The food pill is an aspirin-sized object that taken twice a day, with water, supplies all the body's needs. Apart from the sheer unpleasantness of the idea (no more pizza, no more veal cordon bleu, no more ice cream), it won't work. The body runs just like any other engine, burning organic fuel to produce energy and waste products. We have seen that there are definite limits to the energy produced by chemical reactions. A couple of small pills a day is not enough, no matter how efficiently they are used. To get by on a food pill, the human body would first have to go nuclear.
Chemistry and biochemistry are subject to identical physical laws. If we like, we can regard biochemistry as no more than a branch of all chemistry. Conversely, we can use the chemistry of living organisms to perform the functions of general chemistry.

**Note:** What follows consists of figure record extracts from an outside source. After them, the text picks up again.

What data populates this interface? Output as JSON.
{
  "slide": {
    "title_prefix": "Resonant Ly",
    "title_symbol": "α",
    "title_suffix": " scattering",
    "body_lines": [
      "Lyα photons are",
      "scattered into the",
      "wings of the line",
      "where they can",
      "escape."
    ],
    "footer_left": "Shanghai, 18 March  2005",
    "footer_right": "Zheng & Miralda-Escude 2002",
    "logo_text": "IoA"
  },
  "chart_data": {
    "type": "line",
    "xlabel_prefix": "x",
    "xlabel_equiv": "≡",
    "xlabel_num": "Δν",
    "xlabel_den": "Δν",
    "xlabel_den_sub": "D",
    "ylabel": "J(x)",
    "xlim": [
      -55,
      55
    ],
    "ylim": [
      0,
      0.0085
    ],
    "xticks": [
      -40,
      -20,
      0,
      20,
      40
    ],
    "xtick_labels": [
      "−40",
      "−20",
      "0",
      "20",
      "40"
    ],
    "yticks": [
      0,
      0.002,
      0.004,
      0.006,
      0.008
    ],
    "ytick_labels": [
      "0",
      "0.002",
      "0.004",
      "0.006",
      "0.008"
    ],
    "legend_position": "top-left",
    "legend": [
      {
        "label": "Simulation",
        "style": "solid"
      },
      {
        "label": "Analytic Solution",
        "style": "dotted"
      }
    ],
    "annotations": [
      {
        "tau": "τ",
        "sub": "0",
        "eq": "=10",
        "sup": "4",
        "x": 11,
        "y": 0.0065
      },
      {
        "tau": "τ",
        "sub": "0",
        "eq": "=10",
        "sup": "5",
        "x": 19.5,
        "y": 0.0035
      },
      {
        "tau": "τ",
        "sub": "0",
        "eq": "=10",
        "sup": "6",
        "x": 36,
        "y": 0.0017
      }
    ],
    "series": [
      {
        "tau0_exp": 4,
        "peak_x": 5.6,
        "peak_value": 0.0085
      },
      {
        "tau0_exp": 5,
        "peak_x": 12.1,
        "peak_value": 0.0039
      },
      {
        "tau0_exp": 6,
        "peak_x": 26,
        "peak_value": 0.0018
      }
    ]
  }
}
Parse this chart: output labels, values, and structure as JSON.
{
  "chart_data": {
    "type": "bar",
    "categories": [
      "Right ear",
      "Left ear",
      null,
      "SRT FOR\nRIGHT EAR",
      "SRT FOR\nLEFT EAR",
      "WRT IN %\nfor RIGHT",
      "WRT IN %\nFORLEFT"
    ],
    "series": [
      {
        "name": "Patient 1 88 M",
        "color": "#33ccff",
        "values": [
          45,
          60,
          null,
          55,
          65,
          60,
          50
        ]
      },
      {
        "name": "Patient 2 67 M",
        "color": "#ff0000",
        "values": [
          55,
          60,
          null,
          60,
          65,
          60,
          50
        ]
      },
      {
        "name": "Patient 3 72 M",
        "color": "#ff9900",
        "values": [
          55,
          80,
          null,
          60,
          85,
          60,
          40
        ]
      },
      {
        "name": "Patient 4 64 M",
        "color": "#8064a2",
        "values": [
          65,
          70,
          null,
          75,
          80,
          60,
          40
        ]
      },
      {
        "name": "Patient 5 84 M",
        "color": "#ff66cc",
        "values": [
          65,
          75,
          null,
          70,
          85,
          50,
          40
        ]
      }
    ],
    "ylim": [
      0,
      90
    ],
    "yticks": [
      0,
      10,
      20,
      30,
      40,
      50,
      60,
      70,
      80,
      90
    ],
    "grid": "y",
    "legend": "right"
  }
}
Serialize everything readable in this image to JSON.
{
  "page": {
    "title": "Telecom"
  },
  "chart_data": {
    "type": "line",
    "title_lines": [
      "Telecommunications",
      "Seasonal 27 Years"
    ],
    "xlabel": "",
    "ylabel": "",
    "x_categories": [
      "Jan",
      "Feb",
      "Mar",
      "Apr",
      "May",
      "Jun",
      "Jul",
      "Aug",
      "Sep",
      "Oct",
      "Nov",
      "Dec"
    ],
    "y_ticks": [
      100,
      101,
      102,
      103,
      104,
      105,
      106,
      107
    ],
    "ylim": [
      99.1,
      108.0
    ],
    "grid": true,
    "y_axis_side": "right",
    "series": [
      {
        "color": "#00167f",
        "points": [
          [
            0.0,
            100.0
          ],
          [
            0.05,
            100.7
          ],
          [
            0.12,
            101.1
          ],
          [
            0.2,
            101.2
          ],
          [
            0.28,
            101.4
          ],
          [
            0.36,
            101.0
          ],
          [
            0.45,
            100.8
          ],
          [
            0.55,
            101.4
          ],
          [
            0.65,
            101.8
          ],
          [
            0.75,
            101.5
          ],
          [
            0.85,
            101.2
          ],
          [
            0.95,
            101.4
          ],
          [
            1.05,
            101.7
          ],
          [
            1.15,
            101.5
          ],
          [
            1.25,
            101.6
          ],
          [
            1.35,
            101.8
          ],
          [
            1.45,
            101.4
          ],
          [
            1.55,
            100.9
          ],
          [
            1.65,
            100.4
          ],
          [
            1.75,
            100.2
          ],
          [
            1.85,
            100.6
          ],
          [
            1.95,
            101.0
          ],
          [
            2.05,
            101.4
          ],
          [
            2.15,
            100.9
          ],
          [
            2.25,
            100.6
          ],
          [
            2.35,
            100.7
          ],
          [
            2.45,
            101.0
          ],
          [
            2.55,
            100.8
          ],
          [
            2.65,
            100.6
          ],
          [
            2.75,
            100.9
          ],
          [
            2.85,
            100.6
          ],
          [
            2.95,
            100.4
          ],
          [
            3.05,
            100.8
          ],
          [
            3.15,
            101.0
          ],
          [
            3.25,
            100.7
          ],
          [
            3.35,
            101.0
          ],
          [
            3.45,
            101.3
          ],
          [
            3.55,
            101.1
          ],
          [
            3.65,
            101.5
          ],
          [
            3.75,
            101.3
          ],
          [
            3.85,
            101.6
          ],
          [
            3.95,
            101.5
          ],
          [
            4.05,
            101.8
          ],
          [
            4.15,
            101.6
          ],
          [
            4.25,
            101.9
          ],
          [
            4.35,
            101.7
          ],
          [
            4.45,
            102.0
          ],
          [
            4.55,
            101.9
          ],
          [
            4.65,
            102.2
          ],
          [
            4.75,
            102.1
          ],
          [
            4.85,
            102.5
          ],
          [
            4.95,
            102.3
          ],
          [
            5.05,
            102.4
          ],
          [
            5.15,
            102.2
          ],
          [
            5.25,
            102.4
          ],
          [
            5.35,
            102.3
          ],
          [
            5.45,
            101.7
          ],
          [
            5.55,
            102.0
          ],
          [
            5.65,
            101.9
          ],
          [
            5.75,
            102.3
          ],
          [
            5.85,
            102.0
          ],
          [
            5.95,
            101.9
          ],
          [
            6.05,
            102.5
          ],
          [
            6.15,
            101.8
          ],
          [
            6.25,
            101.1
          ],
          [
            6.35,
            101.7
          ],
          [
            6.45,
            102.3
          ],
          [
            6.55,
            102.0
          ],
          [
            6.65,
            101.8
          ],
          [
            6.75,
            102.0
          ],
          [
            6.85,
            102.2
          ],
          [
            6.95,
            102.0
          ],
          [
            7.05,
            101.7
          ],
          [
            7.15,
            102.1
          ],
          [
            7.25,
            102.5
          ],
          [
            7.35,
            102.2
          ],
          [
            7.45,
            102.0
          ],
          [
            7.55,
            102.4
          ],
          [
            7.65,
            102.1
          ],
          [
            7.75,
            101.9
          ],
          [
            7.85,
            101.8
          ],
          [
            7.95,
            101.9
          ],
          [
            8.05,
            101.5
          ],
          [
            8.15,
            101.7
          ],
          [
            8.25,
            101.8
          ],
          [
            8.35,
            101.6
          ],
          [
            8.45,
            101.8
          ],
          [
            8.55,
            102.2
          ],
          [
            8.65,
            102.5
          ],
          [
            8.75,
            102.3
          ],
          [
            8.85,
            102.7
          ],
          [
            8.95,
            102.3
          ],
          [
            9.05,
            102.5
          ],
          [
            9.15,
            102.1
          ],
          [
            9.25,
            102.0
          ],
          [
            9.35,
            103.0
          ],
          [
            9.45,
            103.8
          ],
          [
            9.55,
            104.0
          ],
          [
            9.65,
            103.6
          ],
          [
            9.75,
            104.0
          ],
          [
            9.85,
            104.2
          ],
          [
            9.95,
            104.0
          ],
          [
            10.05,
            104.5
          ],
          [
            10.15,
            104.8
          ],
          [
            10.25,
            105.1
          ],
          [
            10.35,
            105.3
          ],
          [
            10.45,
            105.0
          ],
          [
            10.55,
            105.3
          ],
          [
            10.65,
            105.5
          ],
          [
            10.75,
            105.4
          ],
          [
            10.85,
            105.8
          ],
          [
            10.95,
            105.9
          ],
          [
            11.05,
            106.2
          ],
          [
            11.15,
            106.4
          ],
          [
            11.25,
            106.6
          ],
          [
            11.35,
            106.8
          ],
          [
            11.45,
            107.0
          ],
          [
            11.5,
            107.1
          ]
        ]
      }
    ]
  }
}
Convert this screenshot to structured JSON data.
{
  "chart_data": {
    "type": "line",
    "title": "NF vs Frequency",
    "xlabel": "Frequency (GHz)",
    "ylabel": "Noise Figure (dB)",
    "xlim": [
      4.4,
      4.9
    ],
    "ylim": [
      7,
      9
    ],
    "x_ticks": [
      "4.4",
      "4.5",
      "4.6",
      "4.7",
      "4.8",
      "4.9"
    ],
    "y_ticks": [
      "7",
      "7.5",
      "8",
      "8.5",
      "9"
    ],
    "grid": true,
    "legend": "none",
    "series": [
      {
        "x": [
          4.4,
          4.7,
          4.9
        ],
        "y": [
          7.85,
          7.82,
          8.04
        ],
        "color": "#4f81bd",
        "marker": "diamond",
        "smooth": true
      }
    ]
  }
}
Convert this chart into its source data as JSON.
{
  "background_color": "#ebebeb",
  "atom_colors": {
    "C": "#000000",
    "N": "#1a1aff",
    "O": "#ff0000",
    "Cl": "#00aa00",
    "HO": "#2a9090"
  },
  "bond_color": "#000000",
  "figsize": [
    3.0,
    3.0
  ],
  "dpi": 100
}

To take one example, the marine organism known as a tunicate has a curious ability to concentrate vanadium from sea water. If we want vanadium, it makes sense to use this "biological concentrator" (which also provides its own fuel supply and makes its own copies). In science fiction, it is quite permissible to presume that an organism can be developed to concentrate any material at all—gold, silver, uranium, whatever the story demands. It is also reasonable to assume that the principle employed by the tunicate will eventually be understood, so that we can make a "vanadium concentrator" along the same lines, but without the tunicate.